As shown by defendants, plaintiff began HCV antiviral treatment in May 2013 after there were changes in the HCV Clinical Standard that went into effect in April 2013 that allowed the drug and alcohol education requirement to be waived for plaintiff. (Docket No. 59-1, ¶ 38). His records show that his liver functions have remained within normal laboratory range. (Docket No. 59-1, ¶ 40). "[H]is albumin (protein made in the liver), prothrombin (clotting factor made by the liver), and platelet (liver makes a maturation factor necessary for their development) levels have remained within normal ranges from the time they were recorded upon his intake into the CDOC in 2009 and the levels recorded in early 2013." (Docket No. 59-1, ¶ 39). His "plasma ammonia level was recorded as 64 mcgm/dl on April 3, 2013, which is within the normal range (27-102)." (Docket No. 59-1, ¶ 40, Attach. 25-29).

In addition, as shown by the defendants, HCV is typically a slowly-progressive disease, with only 20 to 25 percent of patients developing cirrhosis of the liver over 25 to 30 years. (Docket No. 59-1, ¶ 7). Clinical progression of HCV is accelerated by co-infection with hepatitis B, HIV, and alcohol consumption (Docket No. 59-1, ¶ 8), none of which plaintiff apparently has (see Docket No. 59-1 at 9). Most patients with HCV live their normal life span, do not develop complications of chronic liver disease, and die from other causes. (Docket No. 59-1, ¶ 9). Because HCV is slowly progressive, the CDOC's requirement that patients complete drug and alcohol classes prior to antiviral treatment should not be expected to contribute to significant progression of liver disease prior to initiation of treatment. (Docket No. 59-1, ¶ 16).
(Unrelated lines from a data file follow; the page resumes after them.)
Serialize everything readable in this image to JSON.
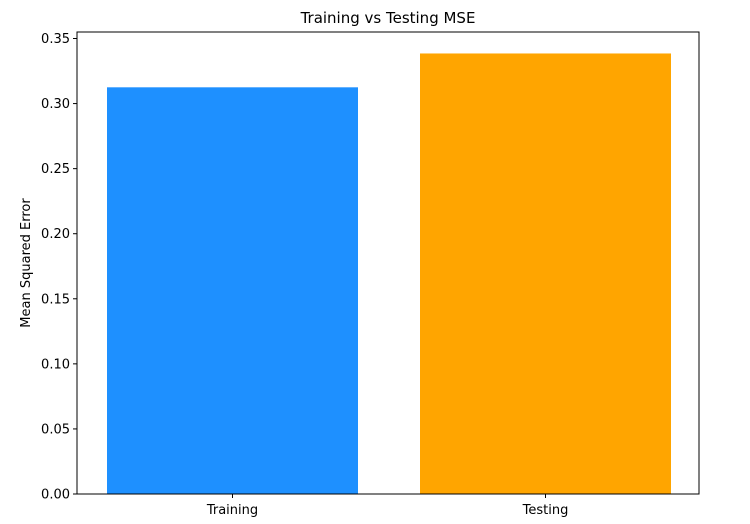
{
  "chart_data": {
    "type": "bar",
    "title": "Training vs Testing MSE",
    "xlabel": "",
    "ylabel": "Mean Squared Error",
    "categories": [
      "Training",
      "Testing"
    ],
    "values": [
      0.3125,
      0.3385
    ],
    "colors": [
      "#1e90ff",
      "#ffa500"
    ],
    "ylim": [
      0,
      0.355
    ],
    "yticks": [
      0.0,
      0.05,
      0.1,
      0.15,
      0.2,
      0.25,
      0.3,
      0.35
    ],
    "ytick_labels": [
      "0.00",
      "0.05",
      "0.10",
      "0.15",
      "0.20",
      "0.25",
      "0.30",
      "0.35"
    ],
    "grid": false,
    "legend": "none"
  }
}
Plaintiff offered no contrary evidence. This court thus finds that plaintiff failed to show the requisite substantial harm as a result of the alleged delay in his starting the HCV treatment. See Whitington v. Moschetti, 423 Fed. App's 767, 772-73 (10th Cir. May 9, 2011) (inmate did not show that delay in the HCV treatment caused substantial harm).

Based upon the findings above, and in the interest of judicial economy, the court will not address defendants' other arguments in support of their motion for summary judgment.

WHEREFORE, for the foregoing reasons, it is hereby

RECOMMENDED that Defendants' Motion for Summary Judgment (Docket No. 59) be granted. It is further

RECOMMENDED that Plaintiff's Motion for Summary Judgment (Docket No. 65) be denied.

NOTICE: Pursuant to 28 U.S.C. § 636(b)(1)(C) and Fed.R.Civ.P. 72(b)(2), the parties have fourteen (14) days after service of this recommendation to serve and file specific written objections to the above recommendation with the District Judge assigned to the case. A party may respond to another party's objections within fourteen (14) days after being served with a copy. The District Judge need not consider frivolous, conclusive, or general objections. A party's failure to file and serve such written, specific objections waives de novo review of the recommendation by the District Judge, Thomas v. Arn , 474 U.S. 140, 148-53 (1985), and also waives appellate review of both factual and legal questions. Makin v. Colorado Dep't of Corrections , 183 F.3d 1205, 1210 (10th Cir. 1999); Talley v. Hesse , 91 F.3d 1411, 1412-13 (10th Cir. 1996).